You've Changed, Perhaps?
The late afternoon light shown off the bell of Andrew Speight's sax and onto the faces of a couple of visitors from Alaska who bore a relation to yours truly: my big brother Tony and his wife Gail, visiting from Anchorage. "I'll Remember April" was the excuse for the first of a fabulous series of long intro alto solos for Andrew in the first set.
April was Tony's birthday, still is, I guess. I remember his singing folksongs back when our belief in social change was young and redolent. He sold me his guitar for fifty bucks. I think "This Land Is Your Land" might have helped first attract Gail's attention at the University of Chicago. So "I'm in the Mood for Love" followed (in Brisbane, in the present day), with Ben Strolorow swinging his long arms, taking the changes for a playful walk.
On the bandstand, it was a suave and singing Sunday, at the bar it was garishly gabby, even during Frank Tusa's prettily picked bass solos.
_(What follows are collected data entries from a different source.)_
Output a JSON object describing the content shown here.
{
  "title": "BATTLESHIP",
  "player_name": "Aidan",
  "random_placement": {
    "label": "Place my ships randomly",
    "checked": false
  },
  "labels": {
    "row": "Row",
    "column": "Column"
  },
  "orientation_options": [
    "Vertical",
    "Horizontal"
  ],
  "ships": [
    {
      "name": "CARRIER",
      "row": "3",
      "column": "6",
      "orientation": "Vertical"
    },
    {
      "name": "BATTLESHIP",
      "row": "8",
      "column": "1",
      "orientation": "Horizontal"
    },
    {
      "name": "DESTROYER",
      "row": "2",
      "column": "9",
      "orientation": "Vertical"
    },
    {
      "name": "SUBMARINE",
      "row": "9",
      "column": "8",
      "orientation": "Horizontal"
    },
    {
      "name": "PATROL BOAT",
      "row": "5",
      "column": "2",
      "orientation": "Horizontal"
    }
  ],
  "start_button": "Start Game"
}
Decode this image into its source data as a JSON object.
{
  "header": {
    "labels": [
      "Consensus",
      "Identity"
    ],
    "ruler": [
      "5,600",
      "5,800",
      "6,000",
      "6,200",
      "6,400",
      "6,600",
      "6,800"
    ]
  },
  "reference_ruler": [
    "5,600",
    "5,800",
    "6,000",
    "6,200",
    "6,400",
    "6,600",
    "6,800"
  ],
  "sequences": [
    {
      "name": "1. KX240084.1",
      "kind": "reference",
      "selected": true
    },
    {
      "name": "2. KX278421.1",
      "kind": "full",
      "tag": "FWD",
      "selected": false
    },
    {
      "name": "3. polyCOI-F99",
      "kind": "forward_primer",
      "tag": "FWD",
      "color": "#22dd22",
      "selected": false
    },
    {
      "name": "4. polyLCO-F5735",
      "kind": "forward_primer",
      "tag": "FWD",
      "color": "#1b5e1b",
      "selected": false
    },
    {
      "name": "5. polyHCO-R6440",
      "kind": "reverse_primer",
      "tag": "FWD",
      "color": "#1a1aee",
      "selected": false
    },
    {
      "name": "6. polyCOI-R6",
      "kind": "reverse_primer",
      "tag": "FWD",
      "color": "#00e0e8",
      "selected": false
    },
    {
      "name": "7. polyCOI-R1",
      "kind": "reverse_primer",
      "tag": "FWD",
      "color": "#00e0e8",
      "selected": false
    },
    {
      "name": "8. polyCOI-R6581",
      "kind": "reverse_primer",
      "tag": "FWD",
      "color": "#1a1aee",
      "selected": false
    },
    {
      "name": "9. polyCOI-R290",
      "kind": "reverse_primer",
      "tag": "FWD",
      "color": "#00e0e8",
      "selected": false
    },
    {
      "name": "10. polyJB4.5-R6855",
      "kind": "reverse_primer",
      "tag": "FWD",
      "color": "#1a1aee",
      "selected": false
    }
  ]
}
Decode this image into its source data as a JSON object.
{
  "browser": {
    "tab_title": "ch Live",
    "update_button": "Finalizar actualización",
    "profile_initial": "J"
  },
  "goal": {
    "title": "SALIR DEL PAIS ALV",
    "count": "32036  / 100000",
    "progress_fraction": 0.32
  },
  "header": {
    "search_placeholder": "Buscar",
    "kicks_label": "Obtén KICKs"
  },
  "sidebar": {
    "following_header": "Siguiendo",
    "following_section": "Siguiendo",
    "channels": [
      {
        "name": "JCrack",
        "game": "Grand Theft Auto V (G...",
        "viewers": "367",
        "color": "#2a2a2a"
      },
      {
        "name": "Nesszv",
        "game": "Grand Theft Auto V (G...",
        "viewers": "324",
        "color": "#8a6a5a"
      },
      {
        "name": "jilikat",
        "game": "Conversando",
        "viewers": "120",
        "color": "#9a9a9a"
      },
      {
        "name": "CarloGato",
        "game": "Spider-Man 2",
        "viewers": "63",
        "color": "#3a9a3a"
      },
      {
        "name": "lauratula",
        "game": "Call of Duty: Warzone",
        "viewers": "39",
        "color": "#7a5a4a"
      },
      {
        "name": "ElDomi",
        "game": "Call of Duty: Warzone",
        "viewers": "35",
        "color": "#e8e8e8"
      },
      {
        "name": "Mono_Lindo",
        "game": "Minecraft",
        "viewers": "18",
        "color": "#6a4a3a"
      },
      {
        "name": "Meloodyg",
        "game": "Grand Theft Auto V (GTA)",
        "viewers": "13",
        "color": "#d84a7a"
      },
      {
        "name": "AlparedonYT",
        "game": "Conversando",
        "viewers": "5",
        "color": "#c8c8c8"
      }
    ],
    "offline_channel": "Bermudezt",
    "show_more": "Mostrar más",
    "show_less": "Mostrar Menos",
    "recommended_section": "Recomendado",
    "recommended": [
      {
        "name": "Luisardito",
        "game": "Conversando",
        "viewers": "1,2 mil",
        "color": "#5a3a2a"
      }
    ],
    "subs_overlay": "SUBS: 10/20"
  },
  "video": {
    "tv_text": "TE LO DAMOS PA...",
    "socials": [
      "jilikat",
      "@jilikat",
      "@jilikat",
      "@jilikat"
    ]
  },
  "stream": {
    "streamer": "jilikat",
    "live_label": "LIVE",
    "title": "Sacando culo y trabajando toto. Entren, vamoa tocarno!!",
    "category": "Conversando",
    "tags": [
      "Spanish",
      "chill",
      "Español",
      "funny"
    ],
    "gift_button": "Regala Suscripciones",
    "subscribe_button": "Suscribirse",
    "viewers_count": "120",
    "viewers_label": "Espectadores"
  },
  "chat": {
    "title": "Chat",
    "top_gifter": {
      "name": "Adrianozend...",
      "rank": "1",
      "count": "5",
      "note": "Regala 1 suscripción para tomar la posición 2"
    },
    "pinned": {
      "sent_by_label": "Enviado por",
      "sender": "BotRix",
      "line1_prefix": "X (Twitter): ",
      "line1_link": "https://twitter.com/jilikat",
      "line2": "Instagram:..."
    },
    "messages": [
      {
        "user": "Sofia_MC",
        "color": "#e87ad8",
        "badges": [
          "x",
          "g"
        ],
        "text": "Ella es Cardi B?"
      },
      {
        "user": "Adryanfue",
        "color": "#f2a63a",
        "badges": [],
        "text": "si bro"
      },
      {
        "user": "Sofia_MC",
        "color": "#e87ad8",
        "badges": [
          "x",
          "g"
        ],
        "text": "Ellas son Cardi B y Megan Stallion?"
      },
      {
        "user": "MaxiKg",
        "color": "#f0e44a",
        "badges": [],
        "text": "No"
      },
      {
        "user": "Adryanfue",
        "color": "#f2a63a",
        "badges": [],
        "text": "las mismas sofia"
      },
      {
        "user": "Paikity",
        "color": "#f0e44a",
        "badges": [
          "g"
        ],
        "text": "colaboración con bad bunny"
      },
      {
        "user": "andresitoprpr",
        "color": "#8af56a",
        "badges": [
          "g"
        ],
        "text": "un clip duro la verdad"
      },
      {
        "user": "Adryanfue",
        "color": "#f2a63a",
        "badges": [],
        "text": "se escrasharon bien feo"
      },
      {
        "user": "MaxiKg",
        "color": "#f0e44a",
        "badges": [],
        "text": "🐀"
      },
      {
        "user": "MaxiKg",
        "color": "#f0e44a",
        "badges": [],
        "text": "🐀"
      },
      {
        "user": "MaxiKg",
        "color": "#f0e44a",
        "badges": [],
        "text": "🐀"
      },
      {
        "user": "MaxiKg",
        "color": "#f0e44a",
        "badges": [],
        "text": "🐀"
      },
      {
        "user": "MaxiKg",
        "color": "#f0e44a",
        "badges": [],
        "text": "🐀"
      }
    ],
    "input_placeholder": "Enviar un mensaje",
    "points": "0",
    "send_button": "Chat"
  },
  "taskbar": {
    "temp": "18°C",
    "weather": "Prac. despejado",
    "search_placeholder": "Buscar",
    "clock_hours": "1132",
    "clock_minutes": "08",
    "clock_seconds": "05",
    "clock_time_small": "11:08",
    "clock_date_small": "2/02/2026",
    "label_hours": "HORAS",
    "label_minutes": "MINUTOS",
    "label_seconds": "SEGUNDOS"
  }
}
On his drum kit, Akira Tana, sitting in for Vince Lateano, tapped into a tropical forecast for Diz's "Con Alma", Ben ornamenting the tune's rather academic architecture. Tony pulled down a doctorate at the University of Hawaii; I'm finally finishing up a Master of Fine Arts in Creative Writing at San Francisco State, where Andrew and Akira are gonna be teaching music again in a few weeks. Tony rewarded himself at the 7 Mile with a slice of chocolate cheesecake. He always went for chocolate ice cream at the Dairy Joy, back in Bar Harbor, I went for strawberry. "Rhythm-a-Ning" permitted Andrew and Akira to eke out a duet that was just too much fun.
It slowed down for a contemplation of "You've Changed". Had Tony changed? Had Andrew changed? If so, I think we'd better follow Andrew's suit, he looks and plays like he's pretty blissful. So does Ben. "He sounds a little Gershwin", Jessica Levant commented. To finish off the set and prep for their dinner break, the guys heated up a mix of bop and funk. Should we serve it up as 'bunk'? Al Molina looked over benignly from the bar, like the deity on the ceiling of the Sistine.